Well there’s a good piece of information for my marketing team! Somehow, me and my team assume most article readers have also read at least one of my books. Silly assumption on our part! I’m very glad you replied to Julie, Michael.
If it’s helpful, for me at least, I learned of you from the Patina (?) webinar you conducted. That was my personal introduction to David A. Fields. So followers of your work coming from different directions. 🙂
Perfect, Michael. There are a lot of smart folks in this community who come from all sorts of places and have widely varied backgrounds. Some even don’t like chocolate! (Odd, but true.)

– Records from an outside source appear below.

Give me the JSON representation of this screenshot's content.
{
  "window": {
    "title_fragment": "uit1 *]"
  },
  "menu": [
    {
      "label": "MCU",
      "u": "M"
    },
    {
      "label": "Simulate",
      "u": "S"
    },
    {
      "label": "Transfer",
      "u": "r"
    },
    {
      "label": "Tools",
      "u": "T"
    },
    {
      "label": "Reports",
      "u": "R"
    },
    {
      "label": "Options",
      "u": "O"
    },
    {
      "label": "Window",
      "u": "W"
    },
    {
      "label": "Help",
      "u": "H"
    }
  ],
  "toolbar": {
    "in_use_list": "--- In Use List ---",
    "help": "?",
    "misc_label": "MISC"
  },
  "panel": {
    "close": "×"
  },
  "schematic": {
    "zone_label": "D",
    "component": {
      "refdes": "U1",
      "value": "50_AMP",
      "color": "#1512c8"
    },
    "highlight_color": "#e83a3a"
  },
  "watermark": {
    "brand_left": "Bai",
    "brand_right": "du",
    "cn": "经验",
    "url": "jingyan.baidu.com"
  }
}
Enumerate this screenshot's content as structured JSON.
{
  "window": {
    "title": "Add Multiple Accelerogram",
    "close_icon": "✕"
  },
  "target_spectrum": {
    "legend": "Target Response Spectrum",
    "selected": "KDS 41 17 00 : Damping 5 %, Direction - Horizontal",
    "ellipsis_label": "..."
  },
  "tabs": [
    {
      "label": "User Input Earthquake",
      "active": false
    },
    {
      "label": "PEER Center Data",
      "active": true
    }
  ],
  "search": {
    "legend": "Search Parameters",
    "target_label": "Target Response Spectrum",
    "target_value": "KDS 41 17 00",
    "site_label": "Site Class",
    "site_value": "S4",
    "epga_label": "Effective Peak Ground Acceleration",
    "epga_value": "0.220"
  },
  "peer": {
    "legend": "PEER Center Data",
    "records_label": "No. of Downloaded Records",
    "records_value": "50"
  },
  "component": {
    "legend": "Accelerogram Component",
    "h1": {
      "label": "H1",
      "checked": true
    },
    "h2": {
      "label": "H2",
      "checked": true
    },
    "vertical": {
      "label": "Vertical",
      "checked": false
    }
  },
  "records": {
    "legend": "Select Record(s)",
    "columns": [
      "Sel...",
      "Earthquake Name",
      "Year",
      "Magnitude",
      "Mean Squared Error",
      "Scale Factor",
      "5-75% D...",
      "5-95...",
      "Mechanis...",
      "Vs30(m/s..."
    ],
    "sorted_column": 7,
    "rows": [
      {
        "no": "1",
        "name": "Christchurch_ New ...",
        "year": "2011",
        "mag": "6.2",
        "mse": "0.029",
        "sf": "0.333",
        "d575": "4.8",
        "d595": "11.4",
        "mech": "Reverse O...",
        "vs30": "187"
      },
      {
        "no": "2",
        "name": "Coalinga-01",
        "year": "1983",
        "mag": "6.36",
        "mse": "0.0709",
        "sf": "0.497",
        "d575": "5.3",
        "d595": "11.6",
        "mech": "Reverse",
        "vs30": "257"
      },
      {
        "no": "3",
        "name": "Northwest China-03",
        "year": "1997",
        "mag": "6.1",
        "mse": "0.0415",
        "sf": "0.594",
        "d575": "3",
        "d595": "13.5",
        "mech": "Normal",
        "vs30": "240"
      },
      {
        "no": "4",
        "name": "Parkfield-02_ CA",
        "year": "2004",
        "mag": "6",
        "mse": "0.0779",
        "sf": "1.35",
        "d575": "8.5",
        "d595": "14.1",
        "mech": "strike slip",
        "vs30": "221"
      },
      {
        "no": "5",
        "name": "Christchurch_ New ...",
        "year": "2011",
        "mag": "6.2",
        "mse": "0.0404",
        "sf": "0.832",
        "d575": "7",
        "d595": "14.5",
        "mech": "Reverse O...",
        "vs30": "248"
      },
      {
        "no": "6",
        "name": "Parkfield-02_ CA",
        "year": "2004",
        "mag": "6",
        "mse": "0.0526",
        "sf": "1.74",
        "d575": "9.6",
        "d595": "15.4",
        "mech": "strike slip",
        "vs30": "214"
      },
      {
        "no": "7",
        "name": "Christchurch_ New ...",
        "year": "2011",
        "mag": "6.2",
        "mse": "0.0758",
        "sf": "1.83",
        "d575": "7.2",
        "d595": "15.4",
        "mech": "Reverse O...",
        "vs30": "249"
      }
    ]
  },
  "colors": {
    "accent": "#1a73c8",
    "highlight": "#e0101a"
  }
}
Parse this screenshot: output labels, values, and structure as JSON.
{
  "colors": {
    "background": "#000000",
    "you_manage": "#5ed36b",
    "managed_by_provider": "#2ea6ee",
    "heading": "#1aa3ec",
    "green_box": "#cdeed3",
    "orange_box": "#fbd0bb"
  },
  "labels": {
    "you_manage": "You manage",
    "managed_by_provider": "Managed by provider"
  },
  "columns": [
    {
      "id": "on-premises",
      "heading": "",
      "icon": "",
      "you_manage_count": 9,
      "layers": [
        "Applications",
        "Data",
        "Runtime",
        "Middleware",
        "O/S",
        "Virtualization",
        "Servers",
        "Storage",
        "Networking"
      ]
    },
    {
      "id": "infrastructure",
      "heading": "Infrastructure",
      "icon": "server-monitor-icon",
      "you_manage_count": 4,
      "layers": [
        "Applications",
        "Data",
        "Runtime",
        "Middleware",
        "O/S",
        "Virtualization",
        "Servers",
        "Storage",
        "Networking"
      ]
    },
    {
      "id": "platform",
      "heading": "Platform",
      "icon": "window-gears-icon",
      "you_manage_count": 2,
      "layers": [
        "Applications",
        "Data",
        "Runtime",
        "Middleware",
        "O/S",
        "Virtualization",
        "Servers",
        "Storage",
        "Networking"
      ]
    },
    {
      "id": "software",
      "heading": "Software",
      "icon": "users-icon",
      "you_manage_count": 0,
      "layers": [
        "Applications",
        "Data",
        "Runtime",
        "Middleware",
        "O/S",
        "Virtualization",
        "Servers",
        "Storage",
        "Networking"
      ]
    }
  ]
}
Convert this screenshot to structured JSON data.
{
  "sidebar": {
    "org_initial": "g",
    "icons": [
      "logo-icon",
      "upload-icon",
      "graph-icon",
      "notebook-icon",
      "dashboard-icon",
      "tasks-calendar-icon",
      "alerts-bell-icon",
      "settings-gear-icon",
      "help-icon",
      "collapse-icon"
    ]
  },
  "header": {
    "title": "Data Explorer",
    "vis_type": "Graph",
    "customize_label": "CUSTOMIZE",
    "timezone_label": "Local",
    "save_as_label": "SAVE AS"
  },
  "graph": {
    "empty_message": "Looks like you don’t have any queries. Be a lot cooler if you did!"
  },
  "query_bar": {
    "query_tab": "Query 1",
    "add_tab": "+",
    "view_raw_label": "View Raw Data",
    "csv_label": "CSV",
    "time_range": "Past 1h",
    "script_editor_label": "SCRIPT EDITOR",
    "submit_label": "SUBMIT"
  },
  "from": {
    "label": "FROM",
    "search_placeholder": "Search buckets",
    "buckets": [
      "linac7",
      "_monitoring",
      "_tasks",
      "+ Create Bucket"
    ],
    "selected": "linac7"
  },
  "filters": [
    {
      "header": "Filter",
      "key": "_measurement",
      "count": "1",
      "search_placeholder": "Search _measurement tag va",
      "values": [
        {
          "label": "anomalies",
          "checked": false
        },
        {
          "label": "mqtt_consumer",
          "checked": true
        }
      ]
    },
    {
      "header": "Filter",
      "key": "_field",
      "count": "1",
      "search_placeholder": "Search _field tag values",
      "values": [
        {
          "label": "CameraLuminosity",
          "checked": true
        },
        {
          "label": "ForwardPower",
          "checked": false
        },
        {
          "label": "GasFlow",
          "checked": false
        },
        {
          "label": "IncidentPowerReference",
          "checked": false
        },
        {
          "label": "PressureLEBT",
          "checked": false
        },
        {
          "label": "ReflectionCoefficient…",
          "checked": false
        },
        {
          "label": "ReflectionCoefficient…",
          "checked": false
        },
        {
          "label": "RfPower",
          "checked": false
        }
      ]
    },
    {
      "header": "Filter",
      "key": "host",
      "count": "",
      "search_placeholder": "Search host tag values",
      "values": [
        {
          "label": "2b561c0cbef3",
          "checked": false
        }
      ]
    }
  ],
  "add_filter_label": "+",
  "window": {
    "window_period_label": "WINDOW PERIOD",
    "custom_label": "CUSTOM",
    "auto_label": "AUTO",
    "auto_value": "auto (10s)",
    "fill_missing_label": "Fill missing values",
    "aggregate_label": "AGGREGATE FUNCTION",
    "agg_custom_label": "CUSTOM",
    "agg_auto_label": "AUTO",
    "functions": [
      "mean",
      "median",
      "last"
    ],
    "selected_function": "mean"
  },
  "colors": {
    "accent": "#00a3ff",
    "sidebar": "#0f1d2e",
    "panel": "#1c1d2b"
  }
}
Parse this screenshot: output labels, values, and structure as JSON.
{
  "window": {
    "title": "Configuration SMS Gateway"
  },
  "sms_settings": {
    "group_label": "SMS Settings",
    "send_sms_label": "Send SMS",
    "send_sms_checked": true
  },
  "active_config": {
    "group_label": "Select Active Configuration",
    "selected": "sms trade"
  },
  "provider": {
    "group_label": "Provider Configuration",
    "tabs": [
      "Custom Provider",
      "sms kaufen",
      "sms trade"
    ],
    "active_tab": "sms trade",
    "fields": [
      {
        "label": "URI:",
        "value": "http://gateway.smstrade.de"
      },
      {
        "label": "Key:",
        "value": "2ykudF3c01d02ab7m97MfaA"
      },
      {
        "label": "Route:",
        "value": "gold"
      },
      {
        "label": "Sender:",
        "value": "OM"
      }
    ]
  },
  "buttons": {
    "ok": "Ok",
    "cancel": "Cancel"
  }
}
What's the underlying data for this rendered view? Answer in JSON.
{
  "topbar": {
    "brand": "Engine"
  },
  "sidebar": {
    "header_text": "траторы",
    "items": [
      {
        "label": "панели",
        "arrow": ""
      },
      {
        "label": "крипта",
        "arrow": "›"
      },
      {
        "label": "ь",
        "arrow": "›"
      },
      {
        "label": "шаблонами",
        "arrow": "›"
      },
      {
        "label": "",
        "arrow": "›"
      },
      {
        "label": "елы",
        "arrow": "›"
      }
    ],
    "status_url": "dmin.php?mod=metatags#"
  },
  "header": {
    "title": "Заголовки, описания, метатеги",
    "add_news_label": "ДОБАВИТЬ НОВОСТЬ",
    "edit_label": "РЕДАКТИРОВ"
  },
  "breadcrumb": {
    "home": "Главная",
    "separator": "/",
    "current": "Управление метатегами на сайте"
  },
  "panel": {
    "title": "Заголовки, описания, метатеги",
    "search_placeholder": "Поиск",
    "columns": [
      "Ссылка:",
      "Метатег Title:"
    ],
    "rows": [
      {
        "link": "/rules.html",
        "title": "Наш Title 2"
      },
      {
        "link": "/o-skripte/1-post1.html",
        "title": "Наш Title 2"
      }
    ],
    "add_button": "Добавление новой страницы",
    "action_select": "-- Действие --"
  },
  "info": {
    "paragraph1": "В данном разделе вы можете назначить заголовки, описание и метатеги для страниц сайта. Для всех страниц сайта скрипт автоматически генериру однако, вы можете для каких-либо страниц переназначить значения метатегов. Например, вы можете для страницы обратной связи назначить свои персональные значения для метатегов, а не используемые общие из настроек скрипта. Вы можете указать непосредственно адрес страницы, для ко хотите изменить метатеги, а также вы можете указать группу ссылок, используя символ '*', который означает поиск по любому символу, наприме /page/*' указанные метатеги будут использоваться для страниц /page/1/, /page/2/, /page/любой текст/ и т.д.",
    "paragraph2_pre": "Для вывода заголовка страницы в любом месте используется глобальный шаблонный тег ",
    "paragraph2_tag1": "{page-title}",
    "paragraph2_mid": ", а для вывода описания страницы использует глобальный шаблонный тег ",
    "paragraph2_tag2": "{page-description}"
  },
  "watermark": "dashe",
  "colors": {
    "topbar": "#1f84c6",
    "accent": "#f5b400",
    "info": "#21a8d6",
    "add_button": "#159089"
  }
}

Great explanation, David. I started doing this a few years ago when I seemed to be inundated with self-published projects. Since most of my clients are traditionally-published authors with large platforms, it took some rethinking to help these folks. But a combination of coaching – showing them how to DIY and me doing some specific things – DFY has worked well. I love helping more people, bringing in more revenue, and the nice surprise: getting even more referrals for my services.
Hooray for an inspiring case study, Tina! Your experience is a perfect example of what can happen when you open yourself to your market’s needs rather than stubbornly insisting on what your consulting offer “should” be.
Thank you so much for sharing how your combination DFY/DIY engagement has helped your business. Kudos to you, Tina.